W sobotę, w uroczystość św. Franciszka, dr Rūta Janonienė wygłosiła wykład o historii parafii. Natomiast w niedzielę parafię bernardyńską odwiedził biskup senior kardynał Audrys Juozas Bačkis. Po porannej Mszy św. odbyło się otwarcie nowego Centrum Wspólnoty Bernardyńskiej i znajdującej się w nim wystawy artystów Ramūnasa Čeponisa i Sauliusa Vaitiekūnasa oraz ekspozycji autorskich prac introligatorskich wykonanych przez Cech Introligatorów w Wilnie ze zbiorów bibliotek Uniwersytetu Wileńskiego i Prowincjała Franciszkanów. Uroczystości zwieńczył koncert, podczas którego wystąpili Petras i Dominykas Vyšniauskasowie.

Franciszkanie tego dnia poświęcili zwierzęta domowe wilnian, wszak św. Franciszek wszystkie stworzenia uważał za swoich braci i siostry, a dzień jego wspomnienia jest Międzynarodowym Dniem Zwierząt. Zaś w opowieściach jest przedstawiony jako ten, który wygłosił kazanie do ptaków i namówił strasznego wilka, aby nie szkodził ludziom.

Teresa Worobiej

Na zdjęciach: franciszkanie wrócili do świątyni w 1994 roku, dziś jest wypełniona wiernymi; modlitwa o wstawiennictwo św. Franciszka; dzieje ostatnich lat parafii bernardyńskiej można było obejrzeć na wystawie, która ulokowała się na podwórku kościoła.
Fot.
autorka


Do Wilna bernardyni przybyli w roku 1469 na zaproszenie króla Polski i wielkiego księcia litewskiego Kazimierza Jagiellończyka. Popularna nazwa „bernardyni” – rozpowszechniona na terenach I Rzeczypospolitej – pochodzi od św. Bernarda ze Sieny (XV w.). Źródłem tej zwyczajowej nazwy jest wezwanie pierwszego klasztoru, założonego w Krakowie. W tym znaczeniu jest ona rozumiana na terenach Polski, a także na Litwie, Ukrainie i Białorusi.

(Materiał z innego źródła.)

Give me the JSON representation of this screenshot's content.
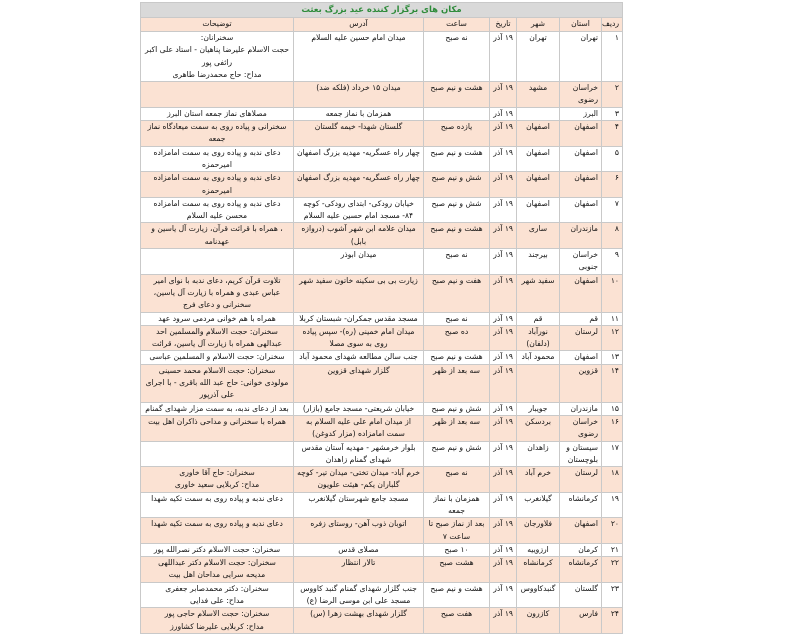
{
  "title": "مکان های برگزار کننده عید بزرگ بعثت",
  "columns": [
    "ردیف",
    "استان",
    "شهر",
    "تاریخ",
    "ساعت",
    "آدرس",
    "توضیحات"
  ],
  "colors": {
    "title_bg": "#d9d9d9",
    "title_text": "#2e8b3a",
    "row_alt": "#fbe2d3"
  },
  "rows": [
    [
      "۱",
      "تهران",
      "تهران",
      "۱۹ آذر",
      "نه صبح",
      "میدان امام حسین علیه السلام",
      "سخنرانان:\nحجت الاسلام علیرضا پناهیان - استاد علی اکبر رائفی پور\nمداح: حاج محمدرضا طاهری"
    ],
    [
      "۲",
      "خراسان رضوی",
      "مشهد",
      "۱۹ آذر",
      "هشت و نیم صبح",
      "میدان ۱۵ خرداد (فلکه ضد)",
      ""
    ],
    [
      "۳",
      "البرز",
      "",
      "۱۹ آذر",
      "",
      "همزمان با نماز جمعه",
      "مصلاهای نماز جمعه استان البرز"
    ],
    [
      "۴",
      "اصفهان",
      "اصفهان",
      "۱۹ آذر",
      "یازده صبح",
      "گلستان شهدا- خیمه گلستان",
      "سخنرانی و پیاده روی به سمت میعادگاه نماز جمعه"
    ],
    [
      "۵",
      "اصفهان",
      "اصفهان",
      "۱۹ آذر",
      "هشت و نیم صبح",
      "چهار راه عسگریه- مهدیه بزرگ اصفهان",
      "دعای ندبه و پیاده روی به سمت امامزاده امیرحمزه"
    ],
    [
      "۶",
      "اصفهان",
      "اصفهان",
      "۱۹ آذر",
      "شش و نیم صبح",
      "چهار راه عسگریه- مهدیه بزرگ اصفهان",
      "دعای ندبه و پیاده روی به سمت امامزاده امیرحمزه"
    ],
    [
      "۷",
      "اصفهان",
      "اصفهان",
      "۱۹ آذر",
      "شش و نیم صبح",
      "خیابان رودکی- ابتدای رودکی- کوچه ۸۴- مسجد امام حسین علیه السلام",
      "دعای ندبه و پیاده روی به سمت امامزاده محسن علیه السلام"
    ],
    [
      "۸",
      "مازندران",
      "ساری",
      "۱۹ آذر",
      "هشت و نیم صبح",
      "میدان علامه ابن شهر آشوب (دروازه بابل)",
      "، همراه با قرائت قرآن، زیارت آل یاسین و عهدنامه"
    ],
    [
      "۹",
      "خراسان جنوبی",
      "بیرجند",
      "۱۹ آذر",
      "نه صبح",
      "میدان ابوذر",
      ""
    ],
    [
      "۱۰",
      "اصفهان",
      "سفید شهر",
      "۱۹ آذر",
      "هفت و نیم صبح",
      "زیارت بی بی سکینه خاتون سفید شهر",
      "تلاوت قرآن کریم، دعای ندبه با نوای امیر عباس عبدی و همراه با زیارت آل یاسین، سخنرانی و دعای فرج"
    ],
    [
      "۱۱",
      "قم",
      "قم",
      "۱۹ آذر",
      "نه صبح",
      "مسجد مقدس جمکران- شبستان کربلا",
      "همراه با هم خوانی مردمی سرود عهد"
    ],
    [
      "۱۲",
      "لرستان",
      "نورآباد (دلفان)",
      "۱۹ آذر",
      "ده صبح",
      "میدان امام خمینی (ره)- سپس پیاده روی به سوی مصلا",
      "سخنران: حجت الاسلام والمسلمین احد عبدالهی همراه با زیارت آل یاسین، قرائت"
    ],
    [
      "۱۳",
      "اصفهان",
      "محمود آباد",
      "۱۹ آذر",
      "هشت و نیم صبح",
      "جنب سالن مطالعه شهدای محمود آباد",
      "سخنران: حجت الاسلام و المسلمین عباسی"
    ],
    [
      "۱۴",
      "قزوین",
      "",
      "۱۹ آذر",
      "سه بعد از ظهر",
      "گلزار شهدای قزوین",
      "سخنران: حجت الاسلام محمد حسینی\nمولودی خوانی: حاج عبد الله باقری - با اجرای علی آذرپور"
    ],
    [
      "۱۵",
      "مازندران",
      "جویبار",
      "۱۹ آذر",
      "شش و نیم صبح",
      "خیابان شریعتی- مسجد جامع (بازار)",
      "بعد از دعای ندبه، به سمت مزار شهدای گمنام"
    ],
    [
      "۱۶",
      "خراسان رضوی",
      "بردسکن",
      "۱۹ آذر",
      "سه بعد از ظهر",
      "از میدان امام علی علیه السلام به سمت امامزاده (مزار کدوغن)",
      "همراه با سخنرانی و مداحی ذاکران اهل بیت"
    ],
    [
      "۱۷",
      "سیستان و بلوچستان",
      "زاهدان",
      "۱۹ آذر",
      "شش و نیم صبح",
      "بلوار خرمشهر - مهدیه آستان مقدس شهدای گمنام زاهدان",
      ""
    ],
    [
      "۱۸",
      "لرستان",
      "خرم آباد",
      "۱۹ آذر",
      "نه صبح",
      "خرم آباد- میدان تختی- میدان تیر- کوچه گلباران یکم- هیئت علویون",
      "سخنران: حاج آقا خاوری\nمداح: کربلایی سعید خاوری"
    ],
    [
      "۱۹",
      "کرمانشاه",
      "گیلانغرب",
      "۱۹ آذر",
      "همزمان با نماز جمعه",
      "مسجد جامع شهرستان گیلانغرب",
      "دعای ندبه و پیاده روی به سمت تکیه شهدا"
    ],
    [
      "۲۰",
      "اصفهان",
      "فلاورجان",
      "۱۹ آذر",
      "بعد از نماز صبح تا ساعت ۷",
      "اتوبان ذوب آهن- روستای زفره",
      "دعای ندبه و پیاده روی به سمت تکیه شهدا"
    ],
    [
      "۲۱",
      "کرمان",
      "ارزوییه",
      "۱۹ آذر",
      "۱۰ صبح",
      "مصلای قدس",
      "سخنران: حجت الاسلام دکتر نصرالله پور"
    ],
    [
      "۲۲",
      "کرمانشاه",
      "کرمانشاه",
      "۱۹ آذر",
      "هشت صبح",
      "تالار انتظار",
      "سخنران: حجت الاسلام دکتر عبداللهی\nمدیحه سرایی مداحان اهل بیت"
    ],
    [
      "۲۳",
      "گلستان",
      "گنبدکاووس",
      "۱۹ آذر",
      "هشت و نیم صبح",
      "جنب گلزار شهدای گمنام گنبد کاووس\nمسجد علی ابن موسی الرضا (ع)",
      "سخنران: دکتر محمدصابر جعفری\nمداح: علی فدایی"
    ],
    [
      "۲۴",
      "فارس",
      "کازرون",
      "۱۹ آذر",
      "هفت صبح",
      "گلزار شهدای بهشت زهرا (س)",
      "سخنران: حجت الاسلام حاجی پور\nمداح: کربلایی علیرضا کشاورز"
    ]
  ]
}
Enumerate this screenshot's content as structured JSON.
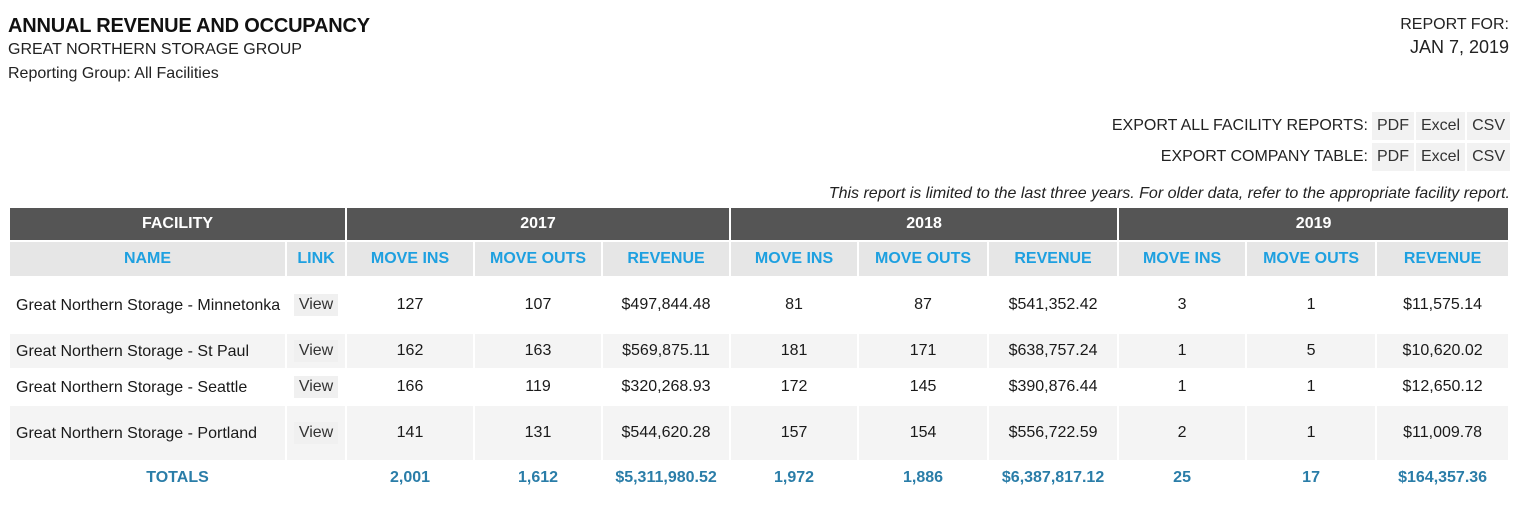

Parafia św. Franciszka z Asyżu (bernardyńska) została erygowana w roku 1814 przez biskupa Hieronima Strojnowskiego i obejmowała początkowo przedmieścia Zarzecza. Po powstaniu w 1863 roku władze carskie zamknęły kościół i wygnały zakonników, parafia została przekazana księżom diecezjalnym. W roku 1949 kościół został zamknięty przez władze sowieckie, a parafia dołączona do kościoła św. Anny. Działały tutaj pracownie Akademii Sztuk Pięknych i magazyn. Franciszkanie powrócili do kościoła w 1994 r., w roku 2001 zwrócono klasztor św. Franciszka i św. Bernarda oraz przywrócono historyczną parafię bernardyńską.